Working is so hard. I legitimately mean it. I'm sitting again in a coffee shop with my laptop, hoping that I'll get something done. But I'm not. For the past ten minutes, I've just been sitting here, sifting through my tabs in a vain effort to find something to work on. I suppose I'm just not in the right mindset to work, which doesn't even make any sense. I should be ready to work anytime.

I mean, if I think hard about it, I can come up with a list of things to work on. I could write a short story to practice my screenwriting and fiction. I could sketch out that windbreaker design that my friend wanted me to finish for him. I could learn how to code or how to speak Japanese.

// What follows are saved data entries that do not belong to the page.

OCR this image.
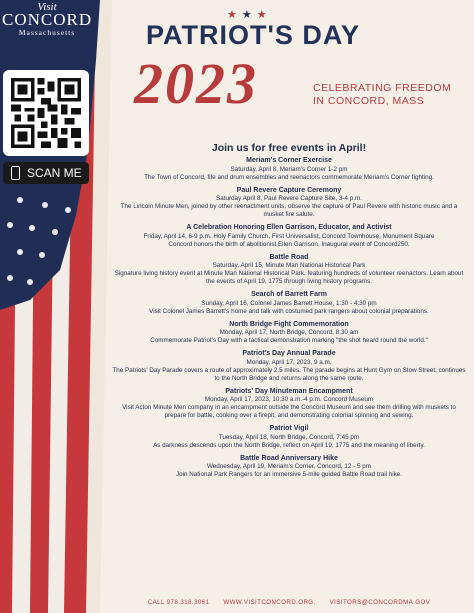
Visit
CONCORD
Massachusetts
SCAN ME
★ ★ ★
PATRIOT'S DAY
2023	CELEBRATING FREEDOM
IN CONCORD, MASS
Join us for free events in April!
Meriam's Corner Exercise
Saturday, April 8, Meriam's Corner 1-2 pm
The Town of Concord, fife and drum ensembles and reenactors commemorate Meriam's Corner fighting.
Paul Revere Capture Ceremony
Saturday April 8, Paul Revere Capture Site, 3-4 p.m.
The Lincoln Minute Men, joined by other reenactment units, observe the capture of Paul Revere with historic music and a musket fire salute.
A Celebration Honoring Ellen Garrison, Educator, and Activist
Friday, April 14, 6-9 p.m. Holy Family Church, First Universalist, Concord Townhouse, Monument Square
Concord honors the birth of abolitionist Ellen Garrison. Inaugural event of Concord250.
Battle Road
Saturday, April 15, Minute Man National Historical Park
Signature living history event at Minute Man National Historical Park, featuring hundreds of volunteer reenactors. Learn about the events of April 19, 1775 through living history programs.
Search of Barrett Farm
Sunday, April 16, Colonel James Barrett House, 1:30 - 4:30 pm
Visit Colonel James Barrett's home and talk with costumed park rangers about colonial preparations.
North Bridge Fight Commemoration
Monday, April 17, North Bridge, Concord, 8:30 am
Commemorate Patriot's Day with a tactical demonstration marking "the shot heard round the world."
Patriot's Day Annual Parade
Monday, April 17, 2023, 9 a.m.
The Patriots' Day Parade covers a route of approximately 2.5 miles. The parade begins at Hunt Gym on Stow Street, continues to the North Bridge and returns along the same route.
Patriots' Day Minuteman Encampment
Monday, April 17, 2023, 10:30 a.m.-4 p.m. Concord Museum
Visit Acton Minute Men company in an encampment outside the Concord Museum and see them drilling with muskets to prepare for battle, cooking over a firepit, and demonstrating colonial spinning and sewing.
Patriot Vigil
Tuesday, April 18, North Bridge, Concord, 7:45 pm
As darkness descends upon the North Bridge, reflect on April 19, 1775 and the meaning of liberty.
Battle Road Anniversary Hike
Wednesday, April 19, Meriam's Corner, Concord, 12 - 5 pm
Join National Park Rangers for an immersive 5-mile guided Battle Road trail hike.
CALL 978.318.3061 WWW.VISITCONCORD.ORG. VISITORS@CONCORDMA.GOV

But coming up with things to do is easy. It's starting the work that actually is the hardest for me. I just can't seem to get the ball rolling.

Every time that I'm close to getting started, I just kind of talk myself out of it. There's no point to doing this specific activity, I'd say. Or perhaps it wouldn't make any sense to do it here, and I would tell myself that I would start on it when I got home and had access to my better computer with my better tools.

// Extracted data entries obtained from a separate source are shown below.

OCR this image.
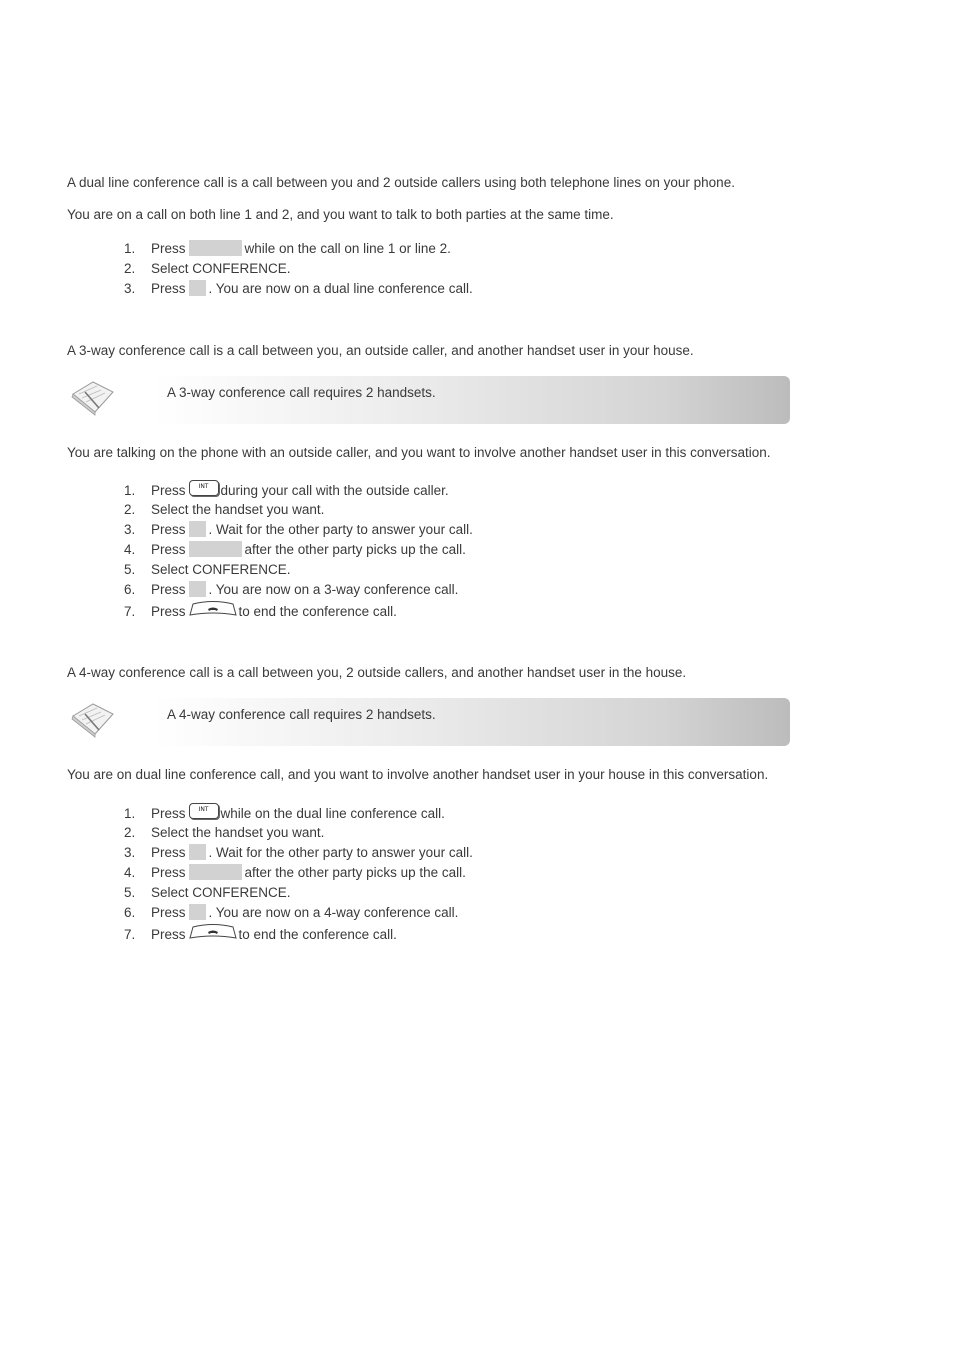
A dual line conference call is a call between you and 2 outside callers using both telephone lines on your phone.

You are on a call on both line 1 and 2, and you want to talk to both parties at the same time.

1. Press	while on the call on line 1 or line 2.
2. Select CONFERENCE.
3. Press . You are now on a dual line conference call.

A 3-way conference call is a call between you, an outside caller, and another handset user in your house.

A 3-way conference call requires 2 handsets.

You are talking on the phone with an outside caller, and you want to involve another handset user in this conversation.

1. Press	INT during your call with the outside caller.
2. Select the handset you want.
3. Press . Wait for the other party to answer your call.
4. Press	after the other party picks up the call.
5. Select CONFERENCE.
6. Press . You are now on a 3-way conference call.
7. Press	to end the conference call.

A 4-way conference call is a call between you, 2 outside callers, and another handset user in the house.

A 4-way conference call requires 2 handsets.

You are on dual line conference call, and you want to involve another handset user in your house in this conversation.

1. Press	INT while on the dual line conference call.
2. Select the handset you want.
3. Press . Wait for the other party to answer your call.
4. Press	after the other party picks up the call.
5. Select CONFERENCE.
6. Press . You are now on a 4-way conference call.
7. Press	to end the conference call.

Working is easy when I have deadlines. For example, if I was assigned homework or someone else asked me to do a favor for them, I'd have no problem just getting cracking on whatever it is that needed my attention. But those were all outsourced tasks for someone else. I didn't actually care about the homework I did. I just did it. Similarly, things with inevitable deadlines and completable stages weren't really work to me. They were just things to do. Work had to be something that I came up with and completed myself.

In retrospect, that doesn't make it seem much different. But coming up with work also means that you have to set deadlines and goals for yourself. Doing that is often extremely frustrating for me, as I would never even follow my deadlines. After all, they had no meaning. I just made them up on the spot, so there was no real reason to follow them. Everything was just an excuse to push things back even more.

In fact, even this blog post is a form of procrastination. I pretty much write one of these whenever I have nothing better to do, or if I need to convince myself that I'm doing something productive. Does this even count as work? I'd say it does, just to make myself feel better.

But work isn't about making myself feel better. It's just about grinding it out.